Dirty Rumor: A Bad Boy Billionaire Romance(35)



What am I getting out of all of this, anyway? A lifetime obsession with rumors? The secret satisfaction of knowing that I’m the queen of New York City’s wealthiest gossips?

If Ace were really a murderer, why would the Italian officials have let him return to the United States?

What’s any of this worth, if I lose him in the process?

I open my eyes for a moment and see that he’s pressed his lips together, and my heart plummets to my toes. I close my eyes again. Is he preparing to tell me something that I’m definitely not going to like?

Is this a repeat of that first night we spent together, only with higher stakes?

“Is something on your mind?” I keep my voice as gentle as possible, not daring to ask about anything specific.

“Yes.”

There’s another silence that lasts so long that the only reason I know he’s still in the room is that I’m literally on top of him, and he never stops stroking my hair. My body melts, but my mind is still tense, waiting, bracing for impact.

“We don’t have to talk about it.”

Maybe if I let him off the hook, he’ll feel like he can talk to me. Maybe he’ll tell me what happened before he came back to New York City, and everyone can just move on. If he did that, then I could be certain I wasn’t being set up for another hard fall, and I’d tell him right then that I love him, that I’m in love with him, and that I have to see where this goes.

“I don’t know if I can find the right words.”

That sends my heart racing, thudding against my rib cage, because his tone is so neutral.

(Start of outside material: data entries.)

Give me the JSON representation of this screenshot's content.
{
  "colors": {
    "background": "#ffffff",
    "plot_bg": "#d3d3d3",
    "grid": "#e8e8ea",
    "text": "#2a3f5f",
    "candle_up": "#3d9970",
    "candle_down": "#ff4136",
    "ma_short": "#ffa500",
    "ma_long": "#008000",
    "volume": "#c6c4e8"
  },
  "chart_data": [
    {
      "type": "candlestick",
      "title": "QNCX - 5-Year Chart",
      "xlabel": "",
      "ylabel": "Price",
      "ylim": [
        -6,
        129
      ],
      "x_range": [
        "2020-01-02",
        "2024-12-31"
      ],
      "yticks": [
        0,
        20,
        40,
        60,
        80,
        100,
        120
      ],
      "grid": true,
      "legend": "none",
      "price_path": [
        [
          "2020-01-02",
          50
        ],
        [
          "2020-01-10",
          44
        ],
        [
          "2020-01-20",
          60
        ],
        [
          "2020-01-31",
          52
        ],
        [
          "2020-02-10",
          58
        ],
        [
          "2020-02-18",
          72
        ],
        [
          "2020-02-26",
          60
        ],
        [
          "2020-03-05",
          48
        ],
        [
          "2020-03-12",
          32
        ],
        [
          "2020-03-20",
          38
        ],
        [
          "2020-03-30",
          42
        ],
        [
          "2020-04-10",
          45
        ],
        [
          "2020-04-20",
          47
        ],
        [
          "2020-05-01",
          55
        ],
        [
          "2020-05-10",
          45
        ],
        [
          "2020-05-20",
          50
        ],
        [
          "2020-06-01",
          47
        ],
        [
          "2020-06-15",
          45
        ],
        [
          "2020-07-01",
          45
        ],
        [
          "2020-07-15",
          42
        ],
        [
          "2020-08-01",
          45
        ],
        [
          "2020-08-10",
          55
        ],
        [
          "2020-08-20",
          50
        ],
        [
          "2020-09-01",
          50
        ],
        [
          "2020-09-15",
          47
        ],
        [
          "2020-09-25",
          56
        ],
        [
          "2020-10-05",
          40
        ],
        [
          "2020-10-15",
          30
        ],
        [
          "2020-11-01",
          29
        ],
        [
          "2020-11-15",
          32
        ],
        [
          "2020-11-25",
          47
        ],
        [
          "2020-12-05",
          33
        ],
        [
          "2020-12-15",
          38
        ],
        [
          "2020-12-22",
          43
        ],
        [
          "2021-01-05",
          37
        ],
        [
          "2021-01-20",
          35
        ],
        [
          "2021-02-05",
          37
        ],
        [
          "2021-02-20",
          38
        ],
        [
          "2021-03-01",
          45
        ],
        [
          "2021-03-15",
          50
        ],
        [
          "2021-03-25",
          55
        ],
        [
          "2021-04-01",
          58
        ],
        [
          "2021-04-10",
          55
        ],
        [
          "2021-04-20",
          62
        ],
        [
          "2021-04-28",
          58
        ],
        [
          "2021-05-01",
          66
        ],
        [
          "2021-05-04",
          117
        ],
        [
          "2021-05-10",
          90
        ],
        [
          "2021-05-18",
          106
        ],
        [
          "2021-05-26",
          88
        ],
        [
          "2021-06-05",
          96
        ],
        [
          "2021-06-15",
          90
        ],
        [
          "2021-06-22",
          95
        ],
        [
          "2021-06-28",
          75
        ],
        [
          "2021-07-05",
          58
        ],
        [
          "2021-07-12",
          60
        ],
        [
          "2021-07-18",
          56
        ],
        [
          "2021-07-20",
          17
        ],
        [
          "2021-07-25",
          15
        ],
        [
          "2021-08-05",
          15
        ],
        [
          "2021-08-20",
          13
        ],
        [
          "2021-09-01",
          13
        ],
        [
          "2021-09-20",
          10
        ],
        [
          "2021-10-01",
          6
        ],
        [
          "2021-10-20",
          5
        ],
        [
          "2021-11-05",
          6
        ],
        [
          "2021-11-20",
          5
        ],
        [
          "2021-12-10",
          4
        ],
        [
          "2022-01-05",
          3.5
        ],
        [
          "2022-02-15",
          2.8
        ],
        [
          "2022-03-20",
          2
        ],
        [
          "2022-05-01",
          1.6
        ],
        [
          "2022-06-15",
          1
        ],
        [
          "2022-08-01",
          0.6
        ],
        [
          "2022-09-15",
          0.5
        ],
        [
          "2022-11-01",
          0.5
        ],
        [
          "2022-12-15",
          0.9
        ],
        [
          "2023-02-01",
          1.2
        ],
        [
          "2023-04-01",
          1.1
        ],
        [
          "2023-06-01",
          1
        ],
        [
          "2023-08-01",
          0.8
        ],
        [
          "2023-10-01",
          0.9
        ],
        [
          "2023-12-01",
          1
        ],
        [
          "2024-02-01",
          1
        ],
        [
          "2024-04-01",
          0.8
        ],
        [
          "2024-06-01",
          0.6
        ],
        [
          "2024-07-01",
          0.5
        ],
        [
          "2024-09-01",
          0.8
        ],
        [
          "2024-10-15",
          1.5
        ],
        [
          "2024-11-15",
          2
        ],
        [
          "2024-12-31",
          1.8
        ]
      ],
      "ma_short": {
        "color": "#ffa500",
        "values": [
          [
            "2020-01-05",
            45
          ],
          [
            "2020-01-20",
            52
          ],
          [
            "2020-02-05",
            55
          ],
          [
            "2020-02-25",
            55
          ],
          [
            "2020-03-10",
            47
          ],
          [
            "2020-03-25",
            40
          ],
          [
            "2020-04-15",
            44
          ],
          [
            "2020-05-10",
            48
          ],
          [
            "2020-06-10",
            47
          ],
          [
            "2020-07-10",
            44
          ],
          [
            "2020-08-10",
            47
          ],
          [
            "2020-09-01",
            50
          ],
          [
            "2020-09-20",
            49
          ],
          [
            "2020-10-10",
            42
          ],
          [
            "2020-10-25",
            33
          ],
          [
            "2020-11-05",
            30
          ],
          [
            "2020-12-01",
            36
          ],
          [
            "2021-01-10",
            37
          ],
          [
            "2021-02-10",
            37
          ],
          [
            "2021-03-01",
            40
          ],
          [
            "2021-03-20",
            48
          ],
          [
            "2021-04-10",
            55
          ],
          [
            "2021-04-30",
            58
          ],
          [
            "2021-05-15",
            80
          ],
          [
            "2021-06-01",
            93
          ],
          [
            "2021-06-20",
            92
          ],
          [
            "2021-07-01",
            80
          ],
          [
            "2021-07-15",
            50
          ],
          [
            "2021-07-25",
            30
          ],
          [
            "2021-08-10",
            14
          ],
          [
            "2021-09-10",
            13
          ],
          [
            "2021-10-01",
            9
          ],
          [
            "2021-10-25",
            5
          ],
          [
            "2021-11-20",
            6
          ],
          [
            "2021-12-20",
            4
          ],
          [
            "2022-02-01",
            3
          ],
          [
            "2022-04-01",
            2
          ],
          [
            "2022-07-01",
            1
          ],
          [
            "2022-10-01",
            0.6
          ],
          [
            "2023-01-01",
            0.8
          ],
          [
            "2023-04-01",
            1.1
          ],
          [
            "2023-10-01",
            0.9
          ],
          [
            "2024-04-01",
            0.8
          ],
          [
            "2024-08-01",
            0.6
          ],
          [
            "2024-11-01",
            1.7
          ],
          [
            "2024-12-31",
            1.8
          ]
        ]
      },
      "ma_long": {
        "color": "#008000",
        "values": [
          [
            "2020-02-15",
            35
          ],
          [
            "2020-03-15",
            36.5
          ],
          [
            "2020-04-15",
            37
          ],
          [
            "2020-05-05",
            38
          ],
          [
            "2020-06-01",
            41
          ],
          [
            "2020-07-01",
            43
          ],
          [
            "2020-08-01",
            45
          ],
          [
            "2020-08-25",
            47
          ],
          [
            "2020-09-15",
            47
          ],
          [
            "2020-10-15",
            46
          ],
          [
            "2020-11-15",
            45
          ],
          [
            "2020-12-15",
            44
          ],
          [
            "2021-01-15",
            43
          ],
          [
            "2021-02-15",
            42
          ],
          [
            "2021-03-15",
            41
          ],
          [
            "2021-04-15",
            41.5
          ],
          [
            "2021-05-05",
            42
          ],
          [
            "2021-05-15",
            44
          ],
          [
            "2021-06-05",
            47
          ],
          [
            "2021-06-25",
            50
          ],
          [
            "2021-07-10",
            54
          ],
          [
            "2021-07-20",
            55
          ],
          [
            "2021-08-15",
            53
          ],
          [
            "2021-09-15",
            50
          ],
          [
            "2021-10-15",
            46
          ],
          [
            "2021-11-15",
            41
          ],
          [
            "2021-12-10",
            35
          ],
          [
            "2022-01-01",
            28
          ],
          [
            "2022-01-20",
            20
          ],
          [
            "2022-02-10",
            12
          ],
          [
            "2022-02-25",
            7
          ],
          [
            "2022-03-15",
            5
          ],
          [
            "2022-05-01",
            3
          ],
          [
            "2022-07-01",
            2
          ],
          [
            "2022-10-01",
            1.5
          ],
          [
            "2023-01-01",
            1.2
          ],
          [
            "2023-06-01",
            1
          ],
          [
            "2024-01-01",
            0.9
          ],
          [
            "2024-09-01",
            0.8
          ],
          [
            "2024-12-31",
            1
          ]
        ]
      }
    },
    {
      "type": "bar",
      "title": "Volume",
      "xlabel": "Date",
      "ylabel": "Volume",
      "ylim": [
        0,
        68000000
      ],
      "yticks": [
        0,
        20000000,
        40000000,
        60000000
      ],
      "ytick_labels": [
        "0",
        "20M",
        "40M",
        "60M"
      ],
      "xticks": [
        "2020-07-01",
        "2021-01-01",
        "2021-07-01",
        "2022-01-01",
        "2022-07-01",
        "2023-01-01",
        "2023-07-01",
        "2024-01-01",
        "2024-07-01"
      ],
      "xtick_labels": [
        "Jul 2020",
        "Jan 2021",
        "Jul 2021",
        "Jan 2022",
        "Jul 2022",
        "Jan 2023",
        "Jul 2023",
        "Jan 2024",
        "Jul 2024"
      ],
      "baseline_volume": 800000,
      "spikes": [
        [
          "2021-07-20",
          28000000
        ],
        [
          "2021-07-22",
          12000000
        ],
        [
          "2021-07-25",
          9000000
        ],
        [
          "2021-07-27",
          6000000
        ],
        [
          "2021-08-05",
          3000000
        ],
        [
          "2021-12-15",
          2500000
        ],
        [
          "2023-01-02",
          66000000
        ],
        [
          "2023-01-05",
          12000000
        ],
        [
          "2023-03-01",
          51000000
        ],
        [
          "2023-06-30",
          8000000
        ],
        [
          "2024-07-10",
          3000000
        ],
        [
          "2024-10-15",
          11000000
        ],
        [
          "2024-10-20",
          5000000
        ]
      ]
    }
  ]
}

The next words out of his mouth could be about anything, and all I can do is lay here and wait, even if I want to whip my head up and look him in the eye and demand that he tell me everything, right now….

Ace takes a deep breath.





Chapter 32

Ace





I am desperate to know what the numbers on Carolyn’s phone mean. I am desperate to know who she was talking to. I am desperate to know if this is all a horrible waste of time.

All my questions stick in my throat.

“Hey,” she says from the doorway, and the sound of her half-asleep voice guts me.

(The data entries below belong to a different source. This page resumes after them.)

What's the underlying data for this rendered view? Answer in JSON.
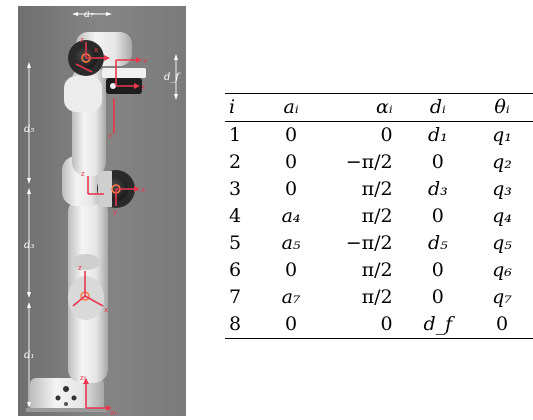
{
  "robot_figure": {
    "dimension_labels": {
      "a7": "a₇",
      "df": "d_f",
      "d5": "d₅",
      "d3": "d₃",
      "d1": "d₁"
    },
    "frame_axis_labels": {
      "x": "x",
      "y": "y",
      "z": "z",
      "z0": "z₀",
      "x0": "x₀"
    },
    "colors": {
      "background": "#7d7d7d",
      "robot_body": "#e8e8e8",
      "joint_caps": "#2b2b2b",
      "frame_axes": "#e8384f",
      "dimension_lines": "#ffffff",
      "joint_marker": "#ff7a45"
    }
  },
  "dh_table": {
    "headers": [
      "i",
      "aᵢ",
      "αᵢ",
      "dᵢ",
      "θᵢ"
    ],
    "rows": [
      [
        "1",
        "0",
        "0",
        "d₁",
        "q₁"
      ],
      [
        "2",
        "0",
        "−π/2",
        "0",
        "q₂"
      ],
      [
        "3",
        "0",
        "π/2",
        "d₃",
        "q₃"
      ],
      [
        "4",
        "a₄",
        "π/2",
        "0",
        "q₄"
      ],
      [
        "5",
        "a₅",
        "−π/2",
        "d₅",
        "q₅"
      ],
      [
        "6",
        "0",
        "π/2",
        "0",
        "q₆"
      ],
      [
        "7",
        "a₇",
        "π/2",
        "0",
        "q₇"
      ],
      [
        "8",
        "0",
        "0",
        "d_f",
        "0"
      ]
    ]
  }
}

How could this sweet, perfect creature be hiding anything from me?

How could she not be?

When she asks me if I’m okay—I don’t know why she does, but something in my expression must give me away—I lie to her.

I want to tell her that no, there are things on my mind I don’t want to ask her about, but I can’t force the words from my mouth.

She disappears back into the bedroom and comes out a minute later wearing a delicate pink robe, knotting the belt around her waist. I want to unknot the belt and take her back into the bedroom, and I can see by the way she’s biting her lip that she’d be into it, but I don’t get up from the couch.

Carolyn comes around and sits next to me, then leans delicately over so that her head is resting in my lap.

It seems like the most natural thing in the world to run my fingers through her hair, over and over, working out the knots from her sleep.

Her eyes search my face, but I keep mine purposely unfocused. If I look at her now, I’ll lose myself entirely.

She closes her eyes.

I want to say, I heard you. I didn’t mean to, but I heard you through the door, and I want you to tell me who you were talking to. But even in my head, the words sound too overbearing, even for me.

“You’re gorgeous,” I say.

“You’re gorgeous,” she murmurs, keeping her eyes closed, but I feel her back arch a little bit like she’s replaying me f*cking her not long ago. Her lips turn down into a little frown, and my mouth goes dry. I want to know what’s happening in her mind so badly that it hurts.

Her eyelids flutter, and I look away from her face. When I look back down, they’re closed again.

“Is something on your mind?”

Her tone is so soft it’s almost pleading. It’s the most gentle invitation possible for me to talk to her.

All the things I could say rush through my mind in a cacophony of words, senseless and jumbled. You need to tell me what you’re up to. Tell me what’s on your mind. Don’t hide things from me because I don’t think I can take it again. Not one more time in this life or any other. Just tell me, tell me, tell me.

Instead, I say, “Yes.”

Then there’s a thickness in my throat that I can’t seem to swallow away. Elisa swims up in my memory, the way her face looked before she died, and my mind rears back away from it.

I can’t say anything.

I can’t break the silence, which grows heavier by the moment. Carolyn’s face remains completely neutral—I haven’t stopped running my fingers through her hair, and at this point I don’t know that I’ll ever be able to—and her muscles are relaxed against me with a hint of tension humming underneath.

She parts her lips, and I want to lean down and kiss her, but I don’t.

“We don’t have to talk about it.”

My heart twists. Her voice is so sincere, so soothing, that for once I don’t feel like I’m being baited into revealing something in spite of myself. Her shoulders tense a little bit, waiting for my reply.

I can’t leave her hanging indefinitely.